Hello, dear friend, you can consult us at any time if you have any questions, add WeChat: daixieit

Report

1 Overview

The irst assignment is a report based around the survey data we collected in class. The raw data can   be downloaded here and the original format of the survey can be found here. See below for the required questions. You should write your indings in a report style, as if you were analysing a data set for a        client. The client is not a statistician, but they are interested in the details of your work.

You will submit an  document compiled using Quarto or R Markdown with code folding1 enabled so that your client can see ALL the code you used. However, your report should not rely on the client    understanding your code - the text should communicate everything that the client needs to know.

To help you think about this - one of your clients might be an analyst who understands the R code and  might want to check the details while the other is a manager who doesn’t have R skillz but still wants to have a good understanding of the data processing choices you’ve made and what you’ve done.

All of the standard writing expectations apply for statistical reports. For help with improving your writing see the Study Skills - Writing page.

 

 

If you only submit a .rmd or a .qmd ile you will get a maximum of 2 out of 10. Your submission to Canvas must be a .html ile.

You can work on this in your computer lab in consultation with others but you will need to submit your own report. Your tutor can also provide feedback on your approach.

 

2 Required questions

The following questions need to be addressed in the report.

 

 

You should address these questions in the  section of your report.

1. Is this a random sample of DATA2X02 students?

2. What are the potential biases? Which variables are most likely to be subjected to this bias?

3. Which questions needed improvement to generate useful data (e.g. in terms of the way the question was phrased or response validation)?


FYI there are 780 students in DATA2002 and 70 students in DATA2902.

 

 

 

 

You should address these questions in the  section of your report. The report will be more compelling if   you can articulate a connection between the questions you select so that the report feels like a coherent body of work (rather than three unrelated tests).

Identify  questions you can answer from the data and perform a hypothesis test for each question. The hypotheses should be of the same form as what we have covered in lectures. Give a motivation for why you selected these questions. Be sure to report the and interpret the results and mention any          limitations in the data that may impact your indings. You may have mentioned this in general terms in  the introduction, but be speciic in the results section.

There needs to be some variety in the types of tests you implement:

at least one test from module 1

at least one test from module 2

at least one test needs to be based on a resampling method (e.g. Monte Carlo or permutation test).

Additional requirements for DATA2902 students have been posted to the DATA2902 resources page.

 

3 Guides

  Guide on importing and cleaning the data

  eport writing guideR 

 

 

 

The two guides above provide essential information on how to succeed in this assessment task. You should read them carefully as you go about writing up your report.

 

 

 

The following YAML code can be used to make sure you meet the minimum criteria. The self contained and code folding options are particularly important.

 

 

If your ile ends in  .rmd you can adapt this:


 

 

If your ile ends in  .qmd you can adapt this:

 

---

title: "Your title here"

date: "`r Sys.Date()`"

author: "Your SID (don 't put your name, so that we can respect the anonymous marking policy)"

format:

html:

self-contained: true # Creates a single HTML file as output

code-fold: true # Code folding; allows you to show/hide code chunks

code-tools: true # Includes a menu to download the code file

table-of-contents: true # (Optional) Creates a table of contents!

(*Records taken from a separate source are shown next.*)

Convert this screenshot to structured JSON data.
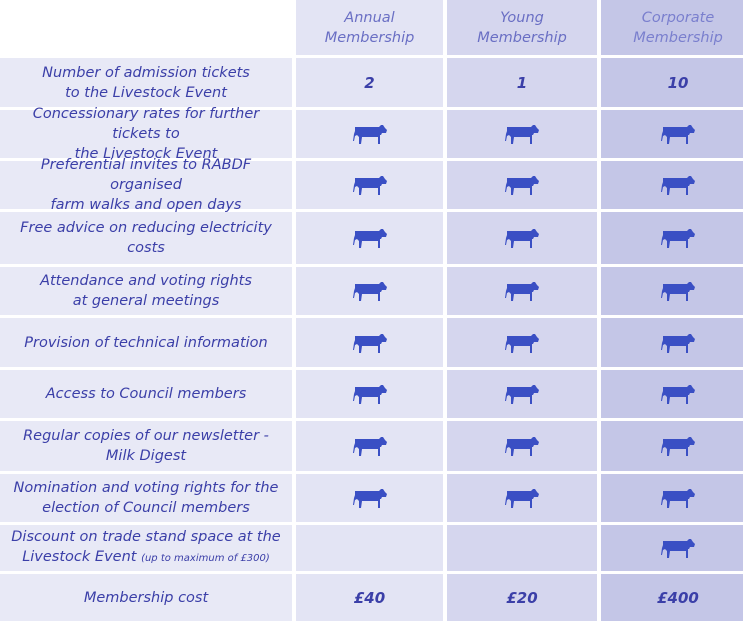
{
  "columns": [
    {
      "line1": "Annual",
      "line2": "Membership"
    },
    {
      "line1": "Young",
      "line2": "Membership"
    },
    {
      "line1": "Corporate",
      "line2": "Membership"
    }
  ],
  "rows": [
    {
      "line1": "Number of admission tickets",
      "line2": "to the Livestock Event",
      "values": [
        "2",
        "1",
        "10"
      ]
    },
    {
      "line1": "Concessionary rates for further tickets to",
      "line2": "the Livestock Event",
      "values": [
        "cow-icon",
        "cow-icon",
        "cow-icon"
      ]
    },
    {
      "line1": "Preferential invites to RABDF organised",
      "line2": "farm walks and open days",
      "values": [
        "cow-icon",
        "cow-icon",
        "cow-icon"
      ]
    },
    {
      "line1": "Free advice on reducing electricity costs",
      "line2": "",
      "values": [
        "cow-icon",
        "cow-icon",
        "cow-icon"
      ]
    },
    {
      "line1": "Attendance and voting rights",
      "line2": "at general meetings",
      "values": [
        "cow-icon",
        "cow-icon",
        "cow-icon"
      ]
    },
    {
      "line1": "Provision of technical information",
      "line2": "",
      "values": [
        "cow-icon",
        "cow-icon",
        "cow-icon"
      ]
    },
    {
      "line1": "Access to Council members",
      "line2": "",
      "values": [
        "cow-icon",
        "cow-icon",
        "cow-icon"
      ]
    },
    {
      "line1": "Regular copies of our newsletter -",
      "line2": "Milk Digest",
      "values": [
        "cow-icon",
        "cow-icon",
        "cow-icon"
      ]
    },
    {
      "line1": "Nomination and voting rights for the",
      "line2": "election of Council members",
      "values": [
        "cow-icon",
        "cow-icon",
        "cow-icon"
      ]
    },
    {
      "line1": "Discount on trade stand space at the",
      "line2": "Livestock Event",
      "note": "(up to maximum of £300)",
      "values": [
        "",
        "",
        "cow-icon"
      ]
    },
    {
      "line1": "Membership cost",
      "line2": "",
      "values": [
        "£40",
        "£20",
        "£400"
      ]
    }
  ],
  "colors": {
    "text": "#3b3fa8",
    "cow": "#3a4fc4"
  }
}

number-sections: true # (Optional) Puts numbers next to heading/subheadings

---

 

 

 

 

 

You should absolutely review and follow the advice in the guides above, but at a minimum, before submitting your report, check the following points.

Your assignment submission needs to be a  that you have compiled using R Markdown or Quarto.  upload the rmd or qmd ile (i.e. the code ile)

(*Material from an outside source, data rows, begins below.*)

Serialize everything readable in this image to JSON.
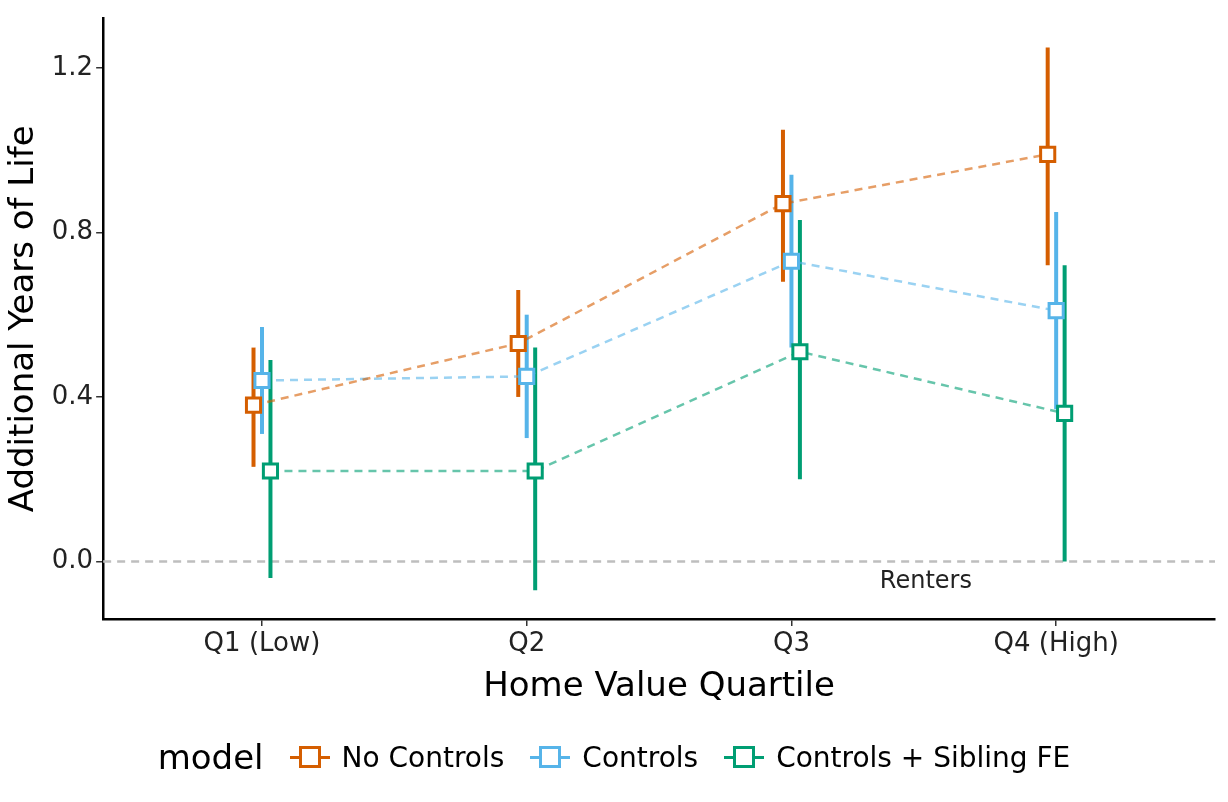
{
  "chart_data": {
    "type": "line",
    "xlabel": "Home Value Quartile",
    "ylabel": "Additional Years of Life",
    "legend_title": "model",
    "categories": [
      "Q1 (Low)",
      "Q2",
      "Q3",
      "Q4 (High)"
    ],
    "series": [
      {
        "name": "No Controls",
        "color": "#d55e00",
        "values": [
          0.38,
          0.53,
          0.87,
          0.99
        ],
        "errors": [
          [
            0.23,
            0.52
          ],
          [
            0.4,
            0.66
          ],
          [
            0.68,
            1.05
          ],
          [
            0.72,
            1.25
          ]
        ]
      },
      {
        "name": "Controls",
        "color": "#56b4e9",
        "values": [
          0.44,
          0.45,
          0.73,
          0.61
        ],
        "errors": [
          [
            0.31,
            0.57
          ],
          [
            0.3,
            0.6
          ],
          [
            0.52,
            0.94
          ],
          [
            0.37,
            0.85
          ]
        ]
      },
      {
        "name": "Controls + Sibling FE",
        "color": "#009e73",
        "values": [
          0.22,
          0.22,
          0.51,
          0.36
        ],
        "errors": [
          [
            -0.04,
            0.49
          ],
          [
            -0.07,
            0.52
          ],
          [
            0.2,
            0.83
          ],
          [
            0.0,
            0.72
          ]
        ]
      }
    ],
    "ylim": [
      -0.14,
      1.32
    ],
    "yticks": [
      {
        "value": 0,
        "label": "0.0"
      },
      {
        "value": 0.4,
        "label": "0.4"
      },
      {
        "value": 0.8,
        "label": "0.8"
      },
      {
        "value": 1.2,
        "label": "1.2"
      }
    ],
    "ref_lines": [
      {
        "axis": "y",
        "value": 0,
        "label": "Renters",
        "color": "#bebebe",
        "line_style": "dashed"
      }
    ],
    "grid": false,
    "legend": "bottom",
    "marker": "square",
    "line_style": "dashed"
  }
}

You  use code folding (so we can see your code) and specify that the HTML ile is self

contained (otherwise all the formatting and images won’t be sent to Canvas). Using code folding is also super handy to use as a check if your report is well written - your report should make sense     and provide all the relevant information in the text when the code is hidden. Don’t rely on the reader

to understand your code.

Think about how your report is structured (e.g. introduction, results, conclusion).

Is there suicient text explaining what is being presented or are you relying on the reader being able to understand and interpret the code and R output? Any output that you include needs to be             explained in the text of the document.

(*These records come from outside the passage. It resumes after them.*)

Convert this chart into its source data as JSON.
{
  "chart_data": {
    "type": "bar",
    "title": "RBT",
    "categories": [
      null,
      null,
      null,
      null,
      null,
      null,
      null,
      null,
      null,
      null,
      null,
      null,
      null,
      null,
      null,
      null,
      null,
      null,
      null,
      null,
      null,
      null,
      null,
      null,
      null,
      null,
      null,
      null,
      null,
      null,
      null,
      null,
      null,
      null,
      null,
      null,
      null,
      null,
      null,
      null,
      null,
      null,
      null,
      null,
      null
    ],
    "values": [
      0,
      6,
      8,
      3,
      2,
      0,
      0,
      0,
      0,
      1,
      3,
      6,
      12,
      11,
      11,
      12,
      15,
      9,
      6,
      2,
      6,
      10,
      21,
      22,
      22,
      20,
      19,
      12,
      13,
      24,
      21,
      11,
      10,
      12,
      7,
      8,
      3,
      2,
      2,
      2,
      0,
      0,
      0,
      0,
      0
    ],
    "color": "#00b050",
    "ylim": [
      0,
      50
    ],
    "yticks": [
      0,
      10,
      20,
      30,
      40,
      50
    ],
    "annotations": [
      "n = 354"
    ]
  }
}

Is it well presented (e.g. no unnecessary warnings or messages showing up)? If your code chunk generates unnecessary output, you need to suppress it using the chunk options.2

Have you included suicient and appropriate ? This includes software, data, and other reference material.3


 

1. Code folding in Quarto and R Markdown.

2. For details on how you can ine tune the settings in your R Markdown document see the R Markdown Cookbook. This includes formatting, tables, captions and chunk options. Much of this is directly transferable to Quarto        documents too.

3. We are not prescriptive about the citation style that you use, but you should be consistent in whatever style you choose. See the ibrary websiteL  for more details about citations.